I enjoyed reading Mary Agnes Welch’s recent article on the Kapyong Barracks, a vacant federal-owned land plot in South Central Winnipeg. That should tell you something about me, from the get-go. It wasn’t until I hit the comments section – where the highest upvoted comments include both subtle and less-than-subtle racist rejoinders – that I had any desire to actually think, read or write anything further about the issue.
Writing on the fuel of my frustration, it was quickly clear to me both how little I knew about the legal backstory. The information I sought to link and reference quickly became outdated and contradictory. What I’m writing now is the product of a few hours of clicking, and will hopefully offer more clarity than emotion.
Welsh writes: “It’s important to remember Canada owes Manitoba First Nations thousands of hectares of land, hundred-year holdovers from treaty promises unkept.”
The bold can’t be emphasized enough. I imagine we all (myself, Winnipeggers, WFP commenters, NBA players, WFP writers, Spaniards, perhaps even politicians) share values such as “keeping one’s word.” I expect there are truly few who raise their children with the notion that breaking promises is honourable, or even advisable. These are legal agreements which the Canadian government (of which I am an excitable citizen) entered into.
Next: “The four bands vying for a part of Kapyong were shorted, collectively, land double the size of present-day Winnipeg.”
This part was a little more difficult, but I’ll spare you my misguided paths of inquiry. Here’s what I will say: Combing through the provincial government, the federal government and the band websites, the most recent information I have found thus far dates from 2011 and 2012.
Aboriginal Affairs and Northern Development Canada (AANDC) has an overview page for all Treaty Land Entitlements (TLE). On that page, I found a link to a 2011 “Facts on File,” which summarizes all the TLE agreements Manitoba has entered into. Long Plain, Peguis, Roseau River and Swan River First Nations are all under the “Individual Agreements of this section.” Using basic reading comprehension (and a hope that I am not missing another part of the picture): Each of those First Nations was given a certain financial settlement, with the intent of using those finances to purchase land at a later date.
The provincial government has a 2011 online brochure, which similarly outlines the TLE agreements. On page 5 and 6, the documents describes the agreements between Manitoba and the First Nations in question. The document states:
“Three TLE settlement agreements were signed between Canada and the First Nations between
1994 to 1996. The agreements are for acquisition lands (55,690 acres) and do not involve
any Crown lands. To date, 17,890 acres have been purchased with 10,756 acres set apart as
“8. Under the agreement, Peguis is entitled to 55,038 acres of Crown land and 111,756 acres of
acquisition land. To date, Peguis has selected 25,995 acres of Crown land and has not yet
made any acquisitions.”
So – for every one of the TLE agreements in question, all four First Nations have a significant portion of their allotted land which remains unpurchased. In simple terms: each First Nation in question still has a big, unfilled quota of land that the Governments of Manitoba and Canada agreed to sell back to them. I think that settles a big, first, basic point. Our governments agreed that they had erred in fulfilling their treaty obligations, and agreed to sell government land back to many First Nations communities.

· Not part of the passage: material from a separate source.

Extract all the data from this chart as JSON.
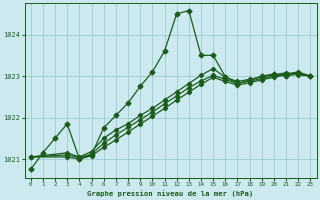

Next, the comments. What frustrated me especially was the vitriol which suffused so many of the respondents. The top flagged comment for me is one protesting at the “hyperbole” of the article. I feel those who take umbrage with Welch’s use of language are distracting from what she’s actually talking about. The quality of the writing is certainly up for personal opinion, but it is a condescending and obvious diversionary tactic to place the focus there.
I do think many of the readers understood the idea of the TLE’s. Unfortunately, many more also thought it was a case of the government “giving” away the land on a whim, without any reason.
Further, some other commenters asserted that it was ridiculous for Welch suggest that the Kapyong Barracks was the single factor holding First Nations people back from economic prosperity. To any reader with good intentions and some tools of competence, the meaning of Welch’s statement on economic prosperity should have been clear. It is an ironic disservice to criticize a lack of dynamism and then restrict new ideas which come into place.
I think Welch is asking good questions: why is this process taking so long and going through such a lengthy court process? Why shouldn’t there be an urban reserve? Amusingly, on the federal government’s own website, there is a brief primer entitled “Urban Reserves: A Quiet Success Story.” I think there are many possible creative solutions. I hope that a majority of Winnipeggers will come around to thinking with optimism, rather than seeking the angles with which they can insult and undermine others.